1826
Parece-me que isto póde ir prejudicar a questão, e trazer complicações para a execução d'este projecto.
Por este modo as juntas de parochia e as camaras municipaes virão despojar de certos logradouros os povos que estão costumados a elles.
Eu queria portanto que esta disposição se realisasse só d'aquelles concelhos aonde não houvesse outros terrenos pertencentes ás camaras de que ellas podessem lançar mão.
Não me opponho á concessão, mas desejava, como digo, que nos concelhos aonde houvesse terrenos baldios, que não servissem de logradouro commum, se applicassem esses terrenos para as escolas, e não se fosse buscar para esse fim o logradouro commum.
Quando se tratar da especialidade, faço tenção de apresentar uma moção de ordem n'este sentido, para que, no caso de as juntas de parochia e camaras municipaes terem outros terrenos que não sejam logradouro commum, será o seu producto preferido para a edificação das escolas.
Tambem tenho a fazer algumas observações ao artigo 8.º, porque me parece que os vencimentos que actualmente percebem os professores de latim não é sufficiente para remunerar bons professores.
N'esta parte sou mais ministerial do que. o sr. ministro do reino. Estou persuadido de que s. ex.ª não achará professor algum que, com o ordenado de 200$000 réis, se preste a ensinar latim, inglez, francez, e ao mesmo tempo principios de administração ou qualquer das outras doutrinas de que resa o artigo 8.º E se s. ex.ª quizer impor ás camaras municipaes a responsabilidade de darem mais réis 50$000, assim mesmo convenço-me de que será muito difficil achar professores habilitados que queiram subordinar-se a tão pequena quantia.
(Interrupção.)
Essa gratificação é para outra cousa; tem outra applicação.
Não ha nenhum homem, que tenha certos conhecimentos, que queira ir ensinar latim, ou qualquer das doutrinas apontadas n'este projecto, pela quantia de 250$000 réis.
N'esta parte ainda sou mais ministerial do que o sr. ministro, porque quero que s. ex.ª fique auctorisado a augmentar os vencimentos aos professores para poderem bem ensinar.

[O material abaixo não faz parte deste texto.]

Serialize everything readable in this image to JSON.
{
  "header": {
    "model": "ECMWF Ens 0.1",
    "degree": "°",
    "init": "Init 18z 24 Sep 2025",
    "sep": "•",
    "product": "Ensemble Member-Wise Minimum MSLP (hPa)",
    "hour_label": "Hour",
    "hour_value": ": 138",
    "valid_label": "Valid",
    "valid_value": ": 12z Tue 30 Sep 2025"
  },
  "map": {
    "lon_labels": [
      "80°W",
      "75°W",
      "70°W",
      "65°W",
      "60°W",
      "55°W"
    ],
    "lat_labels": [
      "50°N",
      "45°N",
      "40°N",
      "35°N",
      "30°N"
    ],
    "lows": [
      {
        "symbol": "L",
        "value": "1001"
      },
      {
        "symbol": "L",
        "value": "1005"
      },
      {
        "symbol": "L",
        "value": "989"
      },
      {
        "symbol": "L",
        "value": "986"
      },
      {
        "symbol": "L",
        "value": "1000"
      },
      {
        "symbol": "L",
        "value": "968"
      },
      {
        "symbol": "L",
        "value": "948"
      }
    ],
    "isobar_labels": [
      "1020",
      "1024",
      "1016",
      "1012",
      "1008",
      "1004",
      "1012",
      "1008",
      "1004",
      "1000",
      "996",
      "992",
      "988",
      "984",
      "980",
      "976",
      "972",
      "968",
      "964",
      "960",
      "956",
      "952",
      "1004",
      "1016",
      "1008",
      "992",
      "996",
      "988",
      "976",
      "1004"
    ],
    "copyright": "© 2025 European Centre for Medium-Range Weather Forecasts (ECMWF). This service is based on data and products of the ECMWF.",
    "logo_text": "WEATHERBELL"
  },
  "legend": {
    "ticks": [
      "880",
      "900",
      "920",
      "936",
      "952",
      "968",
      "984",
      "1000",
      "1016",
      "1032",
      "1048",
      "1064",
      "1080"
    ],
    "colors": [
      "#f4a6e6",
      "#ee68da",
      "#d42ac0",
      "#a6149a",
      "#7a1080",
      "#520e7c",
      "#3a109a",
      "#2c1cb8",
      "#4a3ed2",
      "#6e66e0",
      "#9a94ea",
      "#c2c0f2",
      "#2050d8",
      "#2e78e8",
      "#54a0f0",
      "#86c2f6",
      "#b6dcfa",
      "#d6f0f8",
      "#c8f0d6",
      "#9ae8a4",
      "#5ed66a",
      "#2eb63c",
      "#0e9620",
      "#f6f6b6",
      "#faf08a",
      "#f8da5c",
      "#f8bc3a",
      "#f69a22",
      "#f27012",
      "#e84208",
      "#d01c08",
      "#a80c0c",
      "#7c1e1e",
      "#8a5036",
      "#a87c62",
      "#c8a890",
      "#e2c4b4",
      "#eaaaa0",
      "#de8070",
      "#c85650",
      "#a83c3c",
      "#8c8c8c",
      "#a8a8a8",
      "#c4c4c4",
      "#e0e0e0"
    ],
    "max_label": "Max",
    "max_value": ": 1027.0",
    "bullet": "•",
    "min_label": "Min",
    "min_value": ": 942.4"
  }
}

Póde haver muito quem queira ensinar latim e principios de administração por 250$000 réis, mas quem esteja bem habilitado, de certo não. Repito, sou muito mais ministerial do que o sr. ministro, porque quero que fique auctorisado a augmentar os vencimentos como julgar conveniente.
Por agora não tenho mais reflexões a fazer. Quando se tratar da especialidade eu mandarei as propostas convenientes.
O sr. Ministro do Reino: — Direi poucas palavras em resposta a algumas observações que foram feitas pelos illustres deputados e meus amigos que encetaram o debate. Ss. ex.ªs não combateram o projecto; pelo contrario as suas reflexões foram para melhor desenvolvimento e aperfeiçoamento d'elle. Não tenho por isso que sustentar em geral o pensamento do projecto.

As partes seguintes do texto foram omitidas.